Difference between running locally and running distributed environments
In the local operation course, multiple Map and Reduce workers are yet to start data processing. But these workers do not run concurrently and run serially.
The distinguishing points between the simulation process and real distributed operation are as follows:
- A limit on the row number of input table exists. Currently, up to 100 rows of data can be downloaded.
- Usage of resources: In a distributed environment, MaxCompute limits the size of the referenced resource. For more information, see Application Restriction. Note that in the local running environment, the resource size has no limits.
- Security limits: MaxCompute, MapReduce, and UDF program running in a distributed environment are limited by Java Sandbox. Note that in local operations this limit is not applicable.
Example:
odps:my_project> jar -l com.aliyun.odps.mapred.example.WordCount wc_in wc_out
Summary:
counters: 10
map-reduce framework
combine_input_groups=2
combine_output_records=2
map_input_bytes=4
map_input_records=1
map_output_records=2
map_output_[wc_out]_bytes=0
map_output_[wc_out]_records=0
reduce_input_groups=2
reduce_output_[wc_out]_bytes=8
reduce_output_[wc_out]_records=2
OK
For a detailed WordCount example, see WordCount Code example.
<warehouse>
|____my_project(project directory)
|____ <__tables__>
| |__wc_in(table directory)
| | |____ data(file)
| | |
| | |____ <__schema__> (file)
| |__wc_out(table data directory)
| |____ data(file)
| |
| |____ <__schema__> (file)
|
|____ <__resources__>
|
|___table_resource_name (table resource)
| |____<__ref__>
|
|___ file_resource_name (file resource)
- The same level directory of myproject indicates the project. ‘wcin’ and ‘wc_out’ indicate tables. The table files read by user in JAR command is downloaded into this directory.

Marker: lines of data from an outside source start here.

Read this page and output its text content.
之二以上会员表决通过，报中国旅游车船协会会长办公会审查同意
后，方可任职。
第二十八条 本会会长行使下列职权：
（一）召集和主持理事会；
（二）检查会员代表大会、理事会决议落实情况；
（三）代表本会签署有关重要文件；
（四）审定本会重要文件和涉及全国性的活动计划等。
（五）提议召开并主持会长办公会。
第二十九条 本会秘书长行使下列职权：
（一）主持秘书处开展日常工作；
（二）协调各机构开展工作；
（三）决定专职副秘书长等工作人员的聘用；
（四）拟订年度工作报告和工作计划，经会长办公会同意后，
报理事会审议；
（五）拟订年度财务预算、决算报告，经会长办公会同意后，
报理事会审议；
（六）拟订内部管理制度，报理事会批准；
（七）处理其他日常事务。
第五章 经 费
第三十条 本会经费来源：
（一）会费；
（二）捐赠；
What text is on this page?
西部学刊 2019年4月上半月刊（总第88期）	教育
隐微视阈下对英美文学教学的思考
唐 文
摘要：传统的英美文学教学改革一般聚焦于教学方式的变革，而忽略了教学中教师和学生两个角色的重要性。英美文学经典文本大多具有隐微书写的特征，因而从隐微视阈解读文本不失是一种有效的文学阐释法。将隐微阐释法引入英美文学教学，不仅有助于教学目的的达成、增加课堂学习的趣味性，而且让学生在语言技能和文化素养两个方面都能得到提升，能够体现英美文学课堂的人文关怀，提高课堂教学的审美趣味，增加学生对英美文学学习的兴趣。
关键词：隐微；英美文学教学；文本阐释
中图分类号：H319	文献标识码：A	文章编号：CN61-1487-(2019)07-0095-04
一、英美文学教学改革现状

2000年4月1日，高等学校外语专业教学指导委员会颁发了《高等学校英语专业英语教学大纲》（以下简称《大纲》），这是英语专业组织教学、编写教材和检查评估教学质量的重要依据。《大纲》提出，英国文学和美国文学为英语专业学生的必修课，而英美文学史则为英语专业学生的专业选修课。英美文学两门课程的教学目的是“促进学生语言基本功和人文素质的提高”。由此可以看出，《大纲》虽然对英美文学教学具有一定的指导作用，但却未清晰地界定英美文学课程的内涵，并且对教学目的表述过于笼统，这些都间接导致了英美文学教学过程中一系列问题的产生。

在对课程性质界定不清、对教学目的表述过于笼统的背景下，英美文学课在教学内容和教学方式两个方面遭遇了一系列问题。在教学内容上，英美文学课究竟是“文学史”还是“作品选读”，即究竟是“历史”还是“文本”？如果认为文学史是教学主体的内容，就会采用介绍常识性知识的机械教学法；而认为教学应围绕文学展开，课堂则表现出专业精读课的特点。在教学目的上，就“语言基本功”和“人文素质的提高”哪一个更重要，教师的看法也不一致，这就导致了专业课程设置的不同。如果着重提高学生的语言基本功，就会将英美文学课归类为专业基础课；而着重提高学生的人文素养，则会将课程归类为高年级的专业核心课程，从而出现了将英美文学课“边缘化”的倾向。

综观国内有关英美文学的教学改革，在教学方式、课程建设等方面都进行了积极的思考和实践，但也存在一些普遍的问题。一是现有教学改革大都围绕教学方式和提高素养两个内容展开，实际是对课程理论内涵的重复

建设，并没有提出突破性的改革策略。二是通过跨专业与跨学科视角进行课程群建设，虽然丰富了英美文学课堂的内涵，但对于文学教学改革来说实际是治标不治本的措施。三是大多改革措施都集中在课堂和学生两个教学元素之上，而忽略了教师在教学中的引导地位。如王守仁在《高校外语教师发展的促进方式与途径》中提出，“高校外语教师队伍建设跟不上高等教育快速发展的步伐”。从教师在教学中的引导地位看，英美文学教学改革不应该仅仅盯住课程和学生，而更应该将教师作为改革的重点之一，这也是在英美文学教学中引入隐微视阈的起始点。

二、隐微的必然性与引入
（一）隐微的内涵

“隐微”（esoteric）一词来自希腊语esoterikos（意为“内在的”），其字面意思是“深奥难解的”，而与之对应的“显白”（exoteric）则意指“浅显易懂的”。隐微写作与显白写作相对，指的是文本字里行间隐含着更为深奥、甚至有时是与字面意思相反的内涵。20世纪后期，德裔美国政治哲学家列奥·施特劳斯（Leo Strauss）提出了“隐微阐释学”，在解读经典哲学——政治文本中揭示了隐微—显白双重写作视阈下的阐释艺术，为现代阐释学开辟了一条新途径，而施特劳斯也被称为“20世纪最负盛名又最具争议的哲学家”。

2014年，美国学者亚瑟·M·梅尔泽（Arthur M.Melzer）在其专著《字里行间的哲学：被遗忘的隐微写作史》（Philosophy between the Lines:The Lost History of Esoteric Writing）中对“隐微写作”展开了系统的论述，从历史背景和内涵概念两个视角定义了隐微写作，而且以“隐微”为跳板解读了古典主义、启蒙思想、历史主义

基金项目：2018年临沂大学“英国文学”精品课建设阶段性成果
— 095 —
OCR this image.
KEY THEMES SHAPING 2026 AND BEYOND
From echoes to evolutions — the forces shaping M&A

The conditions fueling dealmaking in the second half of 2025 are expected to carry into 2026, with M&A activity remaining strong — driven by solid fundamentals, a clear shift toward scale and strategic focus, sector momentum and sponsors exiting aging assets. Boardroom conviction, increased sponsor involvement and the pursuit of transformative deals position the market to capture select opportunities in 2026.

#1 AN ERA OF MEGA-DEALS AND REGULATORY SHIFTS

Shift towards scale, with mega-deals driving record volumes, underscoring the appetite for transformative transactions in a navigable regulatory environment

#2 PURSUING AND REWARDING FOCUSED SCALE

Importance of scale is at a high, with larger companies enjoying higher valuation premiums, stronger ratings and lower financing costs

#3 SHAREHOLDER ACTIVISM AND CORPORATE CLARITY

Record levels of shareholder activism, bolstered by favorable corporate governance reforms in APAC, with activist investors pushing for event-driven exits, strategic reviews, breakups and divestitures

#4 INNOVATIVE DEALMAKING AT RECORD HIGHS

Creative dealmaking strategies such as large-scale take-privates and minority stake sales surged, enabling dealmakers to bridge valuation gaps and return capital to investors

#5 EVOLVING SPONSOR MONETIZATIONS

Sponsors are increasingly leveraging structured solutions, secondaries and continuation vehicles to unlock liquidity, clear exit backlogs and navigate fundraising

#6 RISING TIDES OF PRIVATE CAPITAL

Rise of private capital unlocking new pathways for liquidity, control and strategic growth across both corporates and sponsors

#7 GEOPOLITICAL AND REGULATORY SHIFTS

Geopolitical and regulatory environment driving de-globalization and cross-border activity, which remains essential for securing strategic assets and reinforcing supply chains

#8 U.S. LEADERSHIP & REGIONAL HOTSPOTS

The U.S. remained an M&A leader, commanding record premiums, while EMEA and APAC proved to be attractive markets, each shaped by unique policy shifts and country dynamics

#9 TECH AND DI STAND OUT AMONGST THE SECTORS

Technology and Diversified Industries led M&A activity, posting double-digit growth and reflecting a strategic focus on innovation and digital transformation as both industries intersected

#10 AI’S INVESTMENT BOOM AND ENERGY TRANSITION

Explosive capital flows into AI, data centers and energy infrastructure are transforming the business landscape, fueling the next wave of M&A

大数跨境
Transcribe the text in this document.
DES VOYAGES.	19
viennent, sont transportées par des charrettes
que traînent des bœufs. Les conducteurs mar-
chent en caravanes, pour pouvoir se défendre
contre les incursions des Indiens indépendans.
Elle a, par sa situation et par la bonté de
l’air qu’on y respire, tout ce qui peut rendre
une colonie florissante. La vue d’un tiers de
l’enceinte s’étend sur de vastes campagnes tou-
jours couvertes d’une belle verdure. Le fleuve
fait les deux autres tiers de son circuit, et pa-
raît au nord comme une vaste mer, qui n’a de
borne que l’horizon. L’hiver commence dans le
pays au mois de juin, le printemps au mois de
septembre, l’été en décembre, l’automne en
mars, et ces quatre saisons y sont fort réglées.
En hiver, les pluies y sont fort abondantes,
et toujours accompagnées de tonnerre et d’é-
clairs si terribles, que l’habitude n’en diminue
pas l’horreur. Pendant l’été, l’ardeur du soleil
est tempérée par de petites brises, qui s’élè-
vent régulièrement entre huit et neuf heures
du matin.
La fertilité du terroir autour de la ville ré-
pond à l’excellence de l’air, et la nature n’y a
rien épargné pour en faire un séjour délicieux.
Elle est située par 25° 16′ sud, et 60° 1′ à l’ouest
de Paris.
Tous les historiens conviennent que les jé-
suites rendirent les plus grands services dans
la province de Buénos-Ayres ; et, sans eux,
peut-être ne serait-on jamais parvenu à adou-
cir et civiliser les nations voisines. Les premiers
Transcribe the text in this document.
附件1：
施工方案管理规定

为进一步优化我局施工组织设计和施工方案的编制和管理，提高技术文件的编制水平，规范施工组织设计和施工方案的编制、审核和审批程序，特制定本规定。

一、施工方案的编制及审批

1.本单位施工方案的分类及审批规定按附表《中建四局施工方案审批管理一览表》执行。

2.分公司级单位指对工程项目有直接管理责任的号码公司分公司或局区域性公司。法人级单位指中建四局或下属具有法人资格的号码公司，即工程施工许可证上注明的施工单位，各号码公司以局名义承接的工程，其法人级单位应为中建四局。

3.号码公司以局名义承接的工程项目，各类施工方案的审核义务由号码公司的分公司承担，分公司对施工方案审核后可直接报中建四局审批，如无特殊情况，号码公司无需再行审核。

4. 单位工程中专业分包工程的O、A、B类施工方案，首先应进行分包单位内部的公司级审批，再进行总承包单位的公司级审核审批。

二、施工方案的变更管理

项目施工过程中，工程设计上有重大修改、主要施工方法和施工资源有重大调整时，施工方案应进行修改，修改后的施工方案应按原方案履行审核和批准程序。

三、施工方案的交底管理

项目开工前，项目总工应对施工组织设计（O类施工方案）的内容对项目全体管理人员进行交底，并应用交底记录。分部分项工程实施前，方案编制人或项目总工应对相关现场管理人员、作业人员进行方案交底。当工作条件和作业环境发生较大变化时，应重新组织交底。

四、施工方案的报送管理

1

- The contents in <__schema__> indicate table meta information. The format is defined as follows:
project=local_project_name table=local_table_name columns=col1_name:col1_type,col2_name:col2_type partitions=p1:STRING,p2:BIGINT
Columns and column types are separated by colons (:), and columns are separated by commas (,). Corresponding to <__schema__> file, the Project name and Table name must be declared, such as
project_name.table_name
, and separated by a comma (,) and column definition.project_name.table_name,col1_name:col1_type,col2_name:col2_type,……
- The file ‘data; indicates the table data. The column quantity and corresponding data must comply with the definition in _schema_. Moreover, extra columns and missing columns are not allowed.
The content of _schema_ in wc_in is as follows:
my_project.wc_in,key:STRING,value:STRING
The content of ‘data’ is as follows:0,2
The client downloads the meta information of table and part of the data from MaxCompute, and save them into the two preceding files. If you run this example again, the data in the directory ‘wc_in’ is used directly and will not be downloaded again.Note The function to download the data from MaxCompute is only supported in MapReduce local operation mode. If the local debugging is executed in Eclipse development plug-in, the data of MaxCompute cannot be downloaded to local.The content of ‘_schema_’ in wc_out is as follows:my_project.wc_out,key:STRING,cnt:BIGINT
The content of ‘data’ is as follows:0,1 2,1
The client downloads the meta information of wc_out from MaxCompute and saves it to the file _schema_. The file ‘data’ is a result data file generated after the local operation.Note- Users can also edit _schema_ file and ‘data’ and then place these two files into the corresponding table directory.
- When running on the local, the client can detect the table directory already exists, and does not download the information of this table from MaxCompute. The table directory on the local can be a table that does not exist in MaxCompute.